De 24 a 26 de maio foi realizada a 99ª Assembleia da USG (União dos Superiores Gerais). 110 participantes, cerca de metade da lista de 213 superiores maiores de congregações religiosas. Tema: “Mantenha viva a chama do dom de Deus que está em você” (2Tim 1,6). As intervenções na assembleia foram propostas por quatro superiores gerais: Mauro Giuseppe Lepori dos Cistercienses, Mark Hilton dos Irmãos do Sagrado Coração, Tesfay Gebrtesilasie Tadese dos Missionários Combonianos e Miceal O'Neil dos Carmelitas.
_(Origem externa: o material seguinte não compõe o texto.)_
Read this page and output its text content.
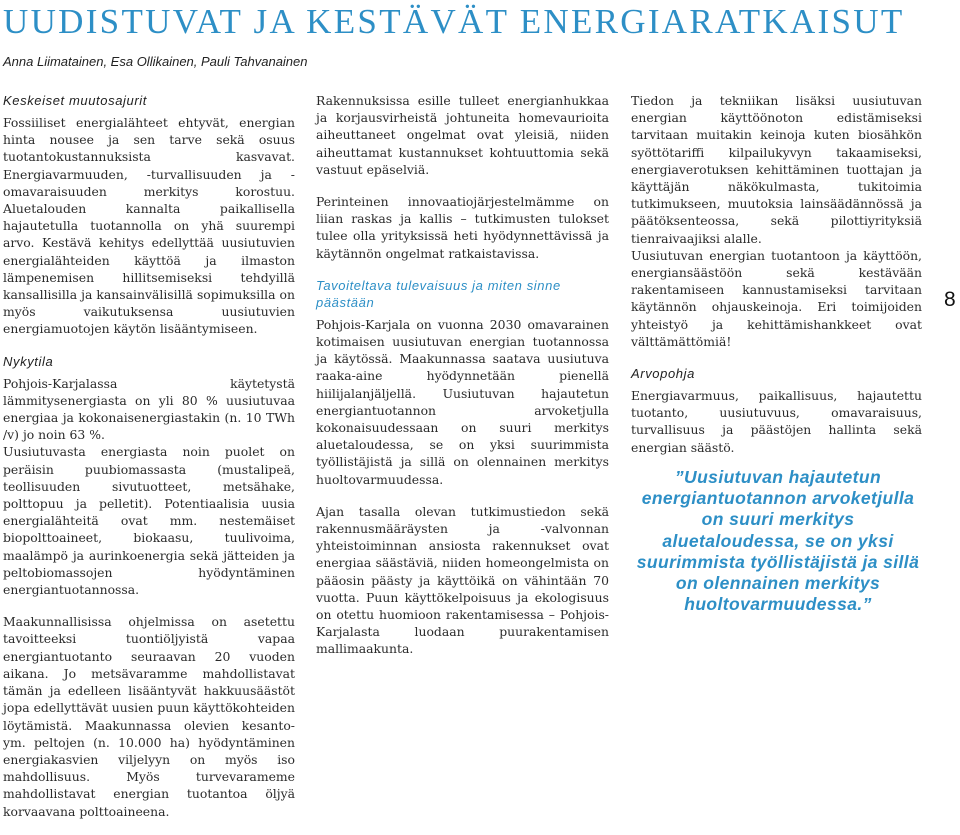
UUDISTUVAT JA KESTÄVÄT ENERGIARATKAISUT
Anna Liimatainen, Esa Ollikainen, Pauli Tahvanainen
Keskeiset muutosajurit

Fossiiliset energialähteet ehtyvät, energian hinta nousee ja sen tarve sekä osuus tuotantokustannuksista kasvavat. Energiavarmuuden, -turvallisuuden ja -omavaraisuuden merkitys korostuu. Aluetalouden kannalta paikallisella hajautetulla tuotannolla on yhä suurempi arvo. Kestävä kehitys edellyttää uusiutuvien energialähteiden käyttöä ja ilmaston lämpenemisen hillitsemiseksi tehdyillä kansallisilla ja kansainvälisillä sopimuksilla on myös vaikutuksensa uusiutuvien energiamuotojen käytön lisääntymiseen.

Nykytila

Pohjois-Karjalassa käytetystä lämmitysenergiasta on yli 80 % uusiutuvaa energiaa ja kokonaisenergiastakin (n. 10 TWh /v) jo noin 63 %.

Uusiutuvasta energiasta noin puolet on peräisin puubiomassasta (mustalipeä, teollisuuden sivutuotteet, metsähake, polttopuu ja pelletit). Potentiaalisia uusia energialähteitä ovat mm. nestemäiset biopolttoaineet, biokaasu, tuulivoima, maalämpö ja aurinkoenergia sekä jätteiden ja peltobiomassojen hyödyntäminen energiantuotannossa.

Maakunnallisissa ohjelmissa on asetettu tavoitteeksi tuontiöljyistä vapaa energiantuotanto seuraavan 20 vuoden aikana. Jo metsävaramme mahdollistavat tämän ja edelleen lisääntyvät hakkuusäästöt jopa edellyttävät uusien puun käyttökohteiden löytämistä. Maakunnassa olevien kesanto- ym. peltojen (n. 10.000 ha) hyödyntäminen energiakasvien viljelyyn on myös iso mahdollisuus. Myös turvevarameme mahdollistavat energian tuotantoa öljyä korvaavana polttoaineena.

Rakennuksissa esille tulleet energianhukkaa ja korjausvirheistä johtuneita homevaurioita aiheuttaneet ongelmat ovat yleisiä, niiden aiheuttamat kustannukset kohtuuttomia sekä vastuut epäselviä.

Perinteinen innovaatiojärjestelmämme on liian raskas ja kallis – tutkimusten tulokset tulee olla yrityksissä heti hyödynnettävissä ja käytännön ongelmat ratkaistavissa.

Tavoiteltava tulevaisuus ja miten sinne päästään

Pohjois-Karjala on vuonna 2030 omavarainen kotimaisen uusiutuvan energian tuotannossa ja käytössä. Maakunnassa saatava uusiutuva raaka-aine hyödynnetään pienellä hiilijalanjäljellä. Uusiutuvan hajautetun energiantuotannon arvoketjulla kokonaisuudessaan on suuri merkitys aluetaloudessa, se on yksi suurimmista työllistäjistä ja sillä on olennainen merkitys huoltovarmuudessa.

Ajan tasalla olevan tutkimustiedon sekä rakennusmääräysten ja -valvonnan yhteistoiminnan ansiosta rakennukset ovat energiaa säästäviä, niiden homeongelmista on pääosin päästy ja käyttöikä on vähintään 70 vuotta. Puun käyttökelpoisuus ja ekologisuus on otettu huomioon rakentamisessa – Pohjois-Karjalasta luodaan puurakentamisen mallimaakunta.

Tiedon ja tekniikan lisäksi uusiutuvan energian käyttöönoton edistämiseksi tarvitaan muitakin keinoja kuten biosähkön syöttötariffi kilpailukyvyn takaamiseksi, energiaverotuksen kehittäminen tuottajan ja käyttäjän näkökulmasta, tukitoimia tutkimukseen, muutoksia lainsäädännössä ja päätöksenteossa, sekä pilottiyrityksiä tienraivaajiksi alalle.

Uusiutuvan energian tuotantoon ja käyttöön, energiansäästöön sekä kestävään rakentamiseen kannustamiseksi tarvitaan käytännön ohjauskeinoja. Eri toimijoiden yhteistyö ja kehittämishankkeet ovat välttämättömiä!

Arvopohja

Energiavarmuus, paikallisuus, hajautettu tuotanto, uusiutuvuus, omavaraisuus, turvallisuus ja päästöjen hallinta sekä energian säästö.

”Uusiutuvan hajautetun energiantuotannon arvoketjulla on suuri merkitys aluetaloudessa, se on yksi suurimmista työllistäjistä ja sillä on olennainen merkitys huoltovarmuudessa.”

8
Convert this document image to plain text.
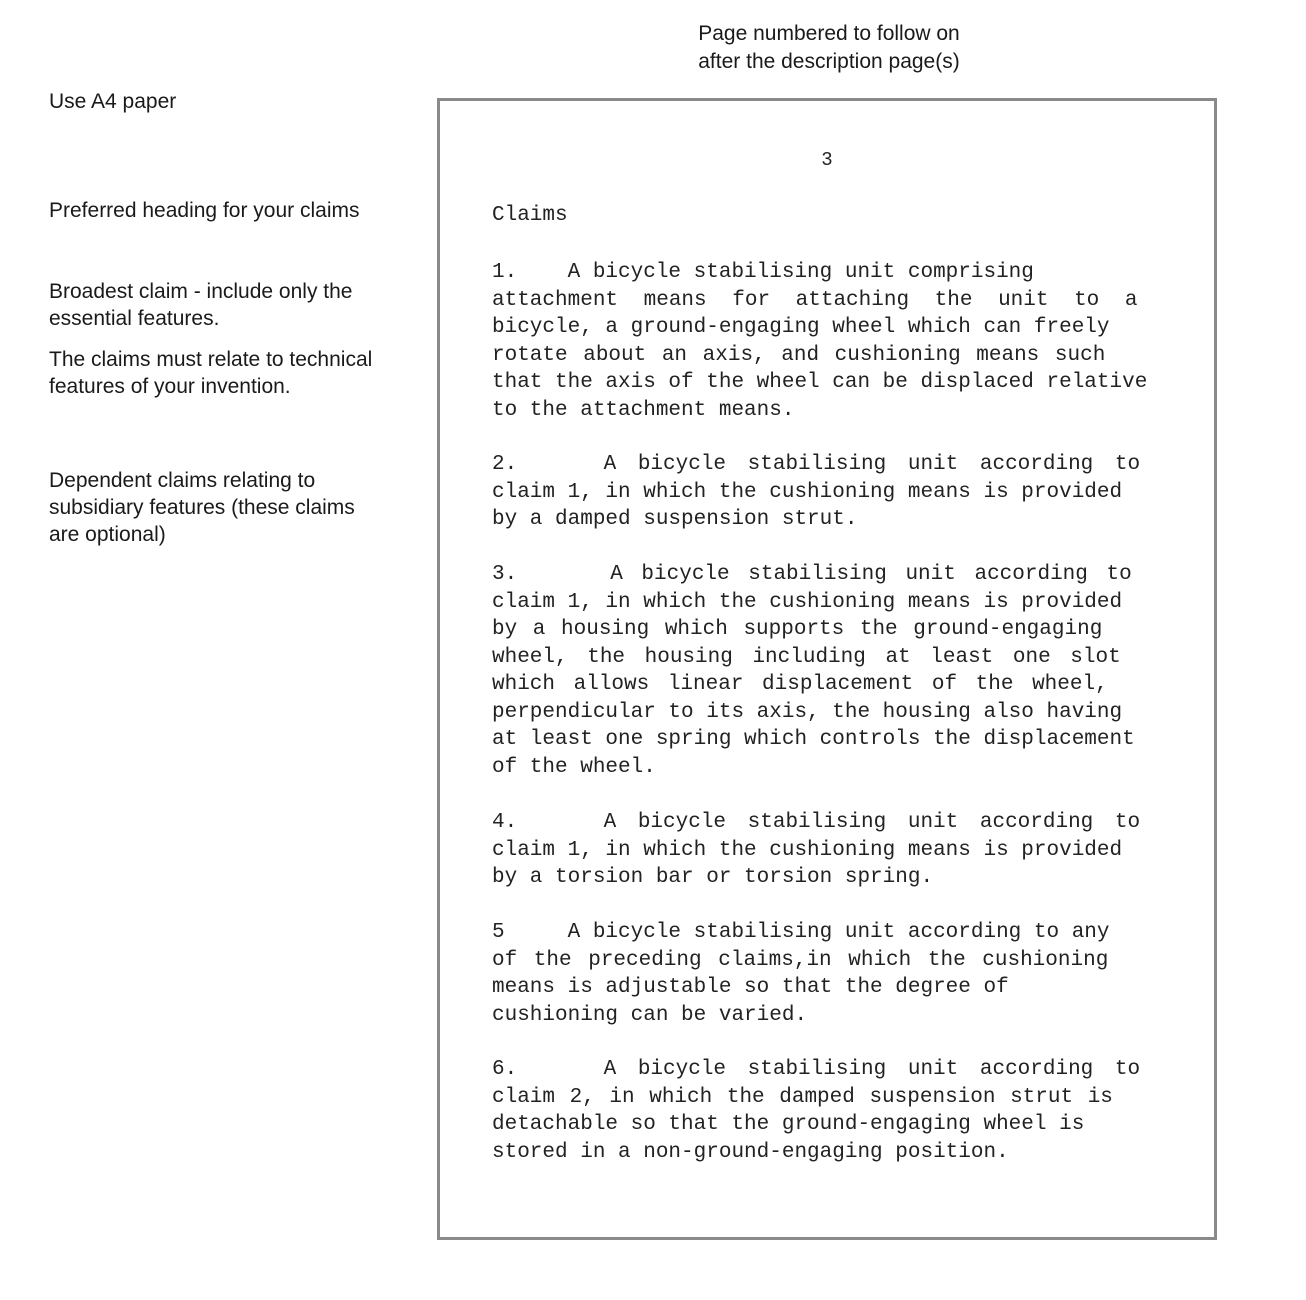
Page numbered to follow on
after the description page(s)
Use A4 paper
Preferred heading for your claims
Broadest claim - include only the
essential features.
The claims must relate to technical
features of your invention.
Dependent claims relating to
subsidiary features (these claims
are optional)
3
Claims
1.    A bicycle stabilising unit comprising
attachment means for attaching the unit to a
bicycle, a ground-engaging wheel which can freely
rotate about an axis, and cushioning means such
that the axis of the wheel can be displaced relative
to the attachment means.
2.    A bicycle stabilising unit according to
claim 1, in which the cushioning means is provided
by a damped suspension strut.
3.     A bicycle stabilising unit according to
claim 1, in which the cushioning means is provided
by a housing which supports the ground-engaging
wheel, the housing including at least one slot
which allows linear displacement of the wheel,
perpendicular to its axis, the housing also having
at least one spring which controls the displacement
of the wheel.
4.    A bicycle stabilising unit according to
claim 1, in which the cushioning means is provided
by a torsion bar or torsion spring.
5     A bicycle stabilising unit according to any
of the preceding claims,in which the cushioning
means is adjustable so that the degree of
cushioning can be varied.
6.    A bicycle stabilising unit according to
claim 2, in which the damped suspension strut is
detachable so that the ground-engaging wheel is
stored in a non-ground-engaging position.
O grande movimento de renovação da vida consagrada começou com o Concílio Vaticano II. A sugestão do decreto conciliar Perfectae caritatis (1965) era de retomar o espírito do fundador e renovar o modo de viver a própria pertença a Cristo Senhor, segundo o espírito do fundador e no desenvolvimento da sã tradição de cada instituto.
Desde então, cada instituto se empenhou numa profunda e ampla renovação através da oração, formação, pesquisa, encontros, congressos e capítulos, tudo para adquirir um maior conhecimento de seu espírito e com o desejo de dar, na vida, um testemunho mais convincente.
Cada instituto incentivou seus membros a se aprofundarem em textos básicos como a Regra, os escritos do fundador e o desenvolvimento de sua história. Esse trabalho continua até hoje.
Após o Vaticano II, muitos se perguntavam por que uma renovação fosse necessária. A resposta é: porque se pertence a uma Igreja que é um organismo dinâmico. O que diferenciou o século passado de outros tempos em que a vida religiosa foi renovada é que, desta vez, o chamado à renovação partia da própria Igreja, de um concílio ecumênico, e era dirigido a cada instituto. Como a Igreja havia se redefinido, particularmente na Lumen gentium e na Gaudium et spes, por isso os institutos religiosos foram solicitados a fazer o mesmo.
A Igreja exorta constantemente a "manter vivo o carisma" e os capítulos gerais e locais - e todos os outros encontros - expressam o desejo de viver mais autenticamente a vocação recebida. Muito tempo e energia foram gastos na redescoberta da identidade carismática.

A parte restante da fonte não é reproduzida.